Organisations fell victim to a ransomware attack every 11 seconds in 2021, up from 40 seconds. AI and ML provide an edge against ransomware by automating patch management with AI bots, instead of relying on traditional brute-force inventory methods for improving the endpoints.
AI-powered bots use constraint-based algorithms to analyse and pinpoint which endpoints need updates and probable risk levels. Such algorithms use current and historical data to identify the specific patch updates and provide the build with any given endpoint device needs.
Another advantage of taking a bot-based approach to patch management is how it can autonomously scale across all endpoints and networks of an organisation. Automated patch management systems require more historical ransomware data to train AI and ML-based models better and fine-tune their predictive accuracy further.
AL and ML are also paying off in process behaviour analysis due to their combined strengths for quickly identifying potential breach attempts and acting rapidly on them. Process behaviour analysis concentrates on identifying anomalous, potentially malicious behaviour earlier based on patterns in behaviour.
As a result, it has proven particularly effective in several attacks that do not necessarily carry payloads. An excellent example of process behaviour analysis is how the Microsoft Defender 365 relies on behaviour-based detections, inculcating ML to identify when endpoints need to be healed and carry out the necessary steps autonomously with no human interaction. A virtual analyst is also made present as a part of the Microsoft 365 Defender suite that provides independent investigation and response.

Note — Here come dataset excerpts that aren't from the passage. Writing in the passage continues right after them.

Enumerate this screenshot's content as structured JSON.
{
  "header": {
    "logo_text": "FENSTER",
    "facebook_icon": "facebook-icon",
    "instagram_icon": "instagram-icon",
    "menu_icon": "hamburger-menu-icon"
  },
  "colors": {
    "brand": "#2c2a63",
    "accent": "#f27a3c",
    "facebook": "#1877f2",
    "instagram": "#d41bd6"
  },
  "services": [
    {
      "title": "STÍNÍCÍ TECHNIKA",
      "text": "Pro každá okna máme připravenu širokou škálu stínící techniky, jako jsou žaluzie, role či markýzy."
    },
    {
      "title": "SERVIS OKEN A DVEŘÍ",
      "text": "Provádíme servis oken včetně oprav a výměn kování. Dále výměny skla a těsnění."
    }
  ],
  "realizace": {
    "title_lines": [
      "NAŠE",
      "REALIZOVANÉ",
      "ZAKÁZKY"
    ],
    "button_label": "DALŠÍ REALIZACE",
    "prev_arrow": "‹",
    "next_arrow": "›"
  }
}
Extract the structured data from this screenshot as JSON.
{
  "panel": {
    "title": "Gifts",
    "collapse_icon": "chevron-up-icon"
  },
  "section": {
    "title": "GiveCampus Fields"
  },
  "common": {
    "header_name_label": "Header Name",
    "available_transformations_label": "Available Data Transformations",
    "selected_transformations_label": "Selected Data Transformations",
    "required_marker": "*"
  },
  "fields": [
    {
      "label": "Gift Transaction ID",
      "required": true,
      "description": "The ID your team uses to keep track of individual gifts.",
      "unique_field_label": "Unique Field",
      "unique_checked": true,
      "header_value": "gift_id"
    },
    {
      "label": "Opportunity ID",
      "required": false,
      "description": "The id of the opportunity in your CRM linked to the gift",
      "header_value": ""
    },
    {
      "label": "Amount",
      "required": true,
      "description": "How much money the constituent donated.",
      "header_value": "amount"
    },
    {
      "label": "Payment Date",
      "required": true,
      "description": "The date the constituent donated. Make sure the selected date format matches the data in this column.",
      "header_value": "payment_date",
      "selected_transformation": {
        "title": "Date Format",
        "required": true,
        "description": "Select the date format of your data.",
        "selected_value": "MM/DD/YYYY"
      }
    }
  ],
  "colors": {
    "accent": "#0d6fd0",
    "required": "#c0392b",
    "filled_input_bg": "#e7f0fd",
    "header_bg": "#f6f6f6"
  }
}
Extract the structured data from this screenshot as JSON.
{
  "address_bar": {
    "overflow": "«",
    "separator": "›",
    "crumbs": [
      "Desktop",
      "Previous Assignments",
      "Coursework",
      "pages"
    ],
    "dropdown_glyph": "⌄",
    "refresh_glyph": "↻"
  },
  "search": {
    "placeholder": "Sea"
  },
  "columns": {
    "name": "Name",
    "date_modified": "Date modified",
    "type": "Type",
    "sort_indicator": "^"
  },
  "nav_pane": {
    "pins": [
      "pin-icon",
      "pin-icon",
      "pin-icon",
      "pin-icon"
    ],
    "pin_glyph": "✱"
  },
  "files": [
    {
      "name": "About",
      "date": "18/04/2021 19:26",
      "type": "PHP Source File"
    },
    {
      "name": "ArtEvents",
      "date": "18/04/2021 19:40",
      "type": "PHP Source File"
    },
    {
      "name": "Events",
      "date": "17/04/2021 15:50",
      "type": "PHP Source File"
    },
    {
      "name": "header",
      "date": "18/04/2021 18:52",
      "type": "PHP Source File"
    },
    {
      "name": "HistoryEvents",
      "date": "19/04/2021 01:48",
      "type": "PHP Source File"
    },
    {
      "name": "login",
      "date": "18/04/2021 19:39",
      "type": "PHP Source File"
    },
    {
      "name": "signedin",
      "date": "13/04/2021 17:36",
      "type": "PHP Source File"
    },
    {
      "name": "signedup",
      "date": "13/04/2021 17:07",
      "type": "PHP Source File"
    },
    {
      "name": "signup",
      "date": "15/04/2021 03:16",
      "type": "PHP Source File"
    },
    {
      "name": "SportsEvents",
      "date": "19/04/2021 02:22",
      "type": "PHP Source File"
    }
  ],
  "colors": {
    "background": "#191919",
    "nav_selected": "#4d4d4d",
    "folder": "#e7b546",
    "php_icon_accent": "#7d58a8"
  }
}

Improving cybersecurity from endpoint to the core of IT infrastructures needs to be every enterprise’s goal. AI and ML have shown their proven potential in five core areas to improve cybersecurity, ransomware attempts, and learn from multiple data patterns to predict potential attack scenarios and vectors.
Attacks are more orchestrated today than ever before, often relying on machine-to-machine communication. Analysis through AI and ML stand the best chance of keeping up with cyberattack attempts while also increasing the innovation towards outsmarting attackers who are constantly evolving and stepping up their efforts.